Contre la crise du Covid-19, l’Afrique doit développer une stratégie inclusive qui tienne compte de ses contraintes économiques et sociales.
Par Omar Thiam*
Alors que la pandémie du Covid-19 continue de gagner du terrain et que plus de 239 208 personnes ont perdu la vie dans le monde, dont 1 696 (chiffre du 2 mai, milieu de journée)*, pour l’instant, en Afrique, il y a lieu de se souvenir de l’appel du secrétaire général de l’ONU, Antonio Guterres, il y a quelques semaines, dans un entretien diffusé sur RFI et France 24 en faveur d’un sursaut mondial dans la lutte contre la propagation du virus en Afrique. « Il est encore temps d’éviter des millions de morts », avait-il dit.
Tenir compte de la différence d’environnements
Cette crainte peut être surmontée si, dans les mesures à prendre, nous intégrons la dimension liée à la différence de contexte, des réalités socio-économiques et surtout culturelles des pays africains. En empruntant la même voie de résorption de la crise que les grands pays développés, à savoir les États-Unis, la France, la Chine et l’Italie, aujourd’hui en difficulté et dépassés malgré leurs importants moyens financiers et leurs équipements, nous allons droit dans le mur avec le risque que le scénario catastrophe redouté par le secrétaire général des Nations unies ne se réalise. Certes, les enseignements tirés de ce qui s’est passé en Italie, en France, en Chine et dans d’autres pays sont extrêmement précieux, mais ils ne peuvent pas être extrapolés directement sur le continent africain en raison de données démographiques différentes et de contraintes liées aux systèmes de santé. À ce niveau, il y a lieu de prendre en considération que le continent africain a ses spécificités par rapport aux autres régions du monde contaminées par le Covid-19.
La population, un élément distinctif important
Trois facteurs paraissent pouvoir être pris en compte au niveau de la population.
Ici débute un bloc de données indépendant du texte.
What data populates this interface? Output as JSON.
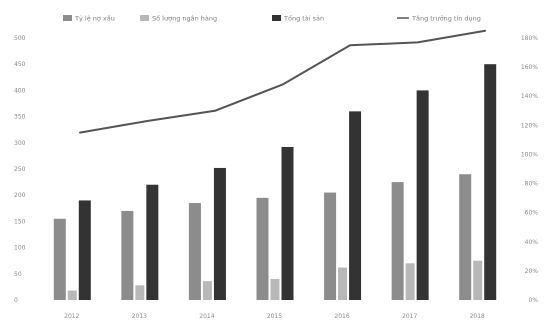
{
  "chart_data": {
    "type": "bar",
    "title": "",
    "xlabel": "",
    "ylabel": "",
    "categories": [
      "2012",
      "2013",
      "2014",
      "2015",
      "2016",
      "2017",
      "2018"
    ],
    "ylim_left": [
      0,
      500
    ],
    "ylim_right": [
      0,
      180
    ],
    "left_ticks": [
      "0",
      "50",
      "100",
      "150",
      "200",
      "250",
      "300",
      "350",
      "400",
      "450",
      "500"
    ],
    "right_ticks": [
      "0%",
      "20%",
      "40%",
      "60%",
      "80%",
      "100%",
      "120%",
      "140%",
      "160%",
      "180%"
    ],
    "series": [
      {
        "name": "Tỷ lệ nợ xấu",
        "type": "bar",
        "axis": "left",
        "color": "#8c8c8c",
        "values": [
          155,
          170,
          185,
          195,
          205,
          225,
          240
        ]
      },
      {
        "name": "Số lượng ngân hàng",
        "type": "bar",
        "axis": "left",
        "color": "#b8b8b8",
        "values": [
          18,
          28,
          36,
          40,
          62,
          70,
          75
        ]
      },
      {
        "name": "Tổng tài sản",
        "type": "bar",
        "axis": "left",
        "color": "#333333",
        "values": [
          190,
          220,
          252,
          292,
          360,
          400,
          450
        ]
      },
      {
        "name": "Tăng trưởng tín dụng",
        "type": "line",
        "axis": "right",
        "color": "#555555",
        "values": [
          115,
          123,
          130,
          148,
          175,
          177,
          185
        ]
      }
    ],
    "grid": false,
    "legend_position": "top"
  }
}
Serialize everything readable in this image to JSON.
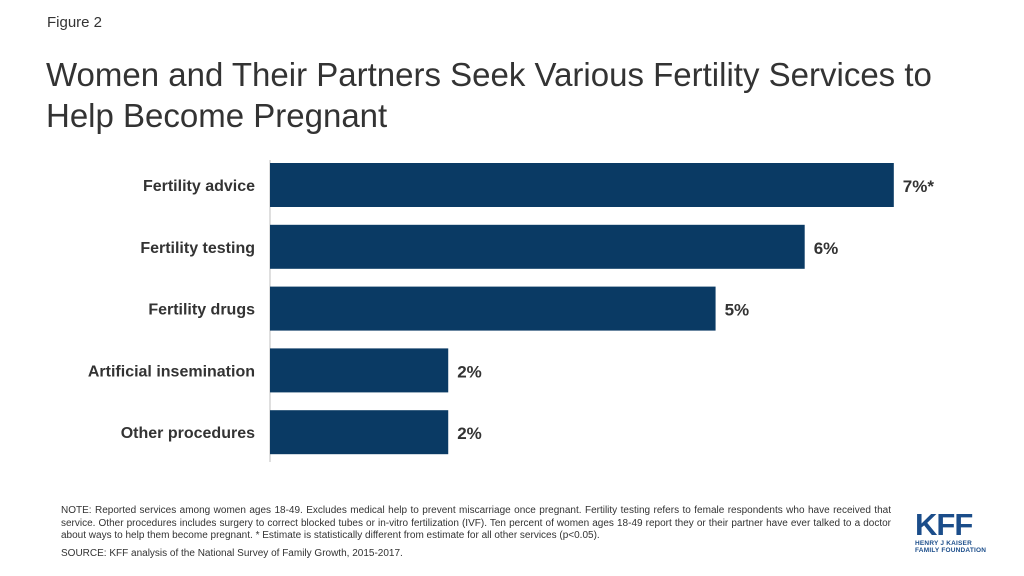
{
  "figure_label": "Figure 2",
  "title": "Women and Their Partners Seek Various Fertility Services to Help Become Pregnant",
  "chart_data": {
    "type": "bar",
    "orientation": "horizontal",
    "categories": [
      "Fertility advice",
      "Fertility testing",
      "Fertility drugs",
      "Artificial insemination",
      "Other procedures"
    ],
    "values": [
      7,
      6,
      5,
      2,
      2
    ],
    "value_labels": [
      "7%*",
      "6%",
      "5%",
      "2%",
      "2%"
    ],
    "unit": "%",
    "xlim": [
      0,
      7.35
    ],
    "grid": false,
    "bar_color": "#0a3a64"
  },
  "note": "NOTE: Reported services among women ages 18-49. Excludes medical help to prevent miscarriage once pregnant. Fertility testing refers to female respondents who have received that service. Other procedures includes surgery to correct blocked tubes or in-vitro fertilization (IVF). Ten percent of women ages 18-49 report they or their partner have ever talked to a doctor about ways to help them become pregnant. * Estimate is statistically different from estimate for all other services (p<0.05).",
  "source": "SOURCE: KFF analysis of the National Survey of Family Growth, 2015-2017.",
  "logo": {
    "main": "KFF",
    "line1": "HENRY J KAISER",
    "line2": "FAMILY FOUNDATION",
    "color": "#1b4d8a"
  }
}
Premièrement, la structure démographique du continent est différente de celle des autres régions du monde. L’âge médian du 1,3 milliard d’habitants d’Afrique est de 19,7 ans, là où l’âge médian en Chine est de 38,4 ans et celui de l’Europe, 43,1. Les expériences en Asie et en Europe ont montré que les personnes de plus de 60 ans et celles ayant des problèmes de santé importants sont les plus vulnérables aux cas graves de Covid-19. Bien que la jeunesse de la population africaine puisse être considérée comme un facteur important de résistance à la pandémie, la manière dont le virus évoluera et se manifestera sur le continent reste inconnue.
Le deuxième facteur important concernant la population africaine est la forte prévalence de la malnutrition, de l’anémie, du paludisme, du sida et de la tuberculose dans certains pays. Par exemple, le Burundi et le Liberia ont un taux de retard de croissance des plus élevés au monde. Un enfant de moins de cinq ans sur trois souffre d’un retard de croissance. Il est possible d’envisager une accélération de cette épidémie en Afrique subsaharienne en raison de l’incidence de la malnutrition dans certains pays comme le Soudan. Sans compter que la saison des pluies est imminente, voire est déjà arrivée dans différentes zones, ce qui signifie que les cas de paludisme augmenteront rapidement et que les pics de paludisme en 2020 pourraient coïncider avec la pandémie de Covid-19 en cours.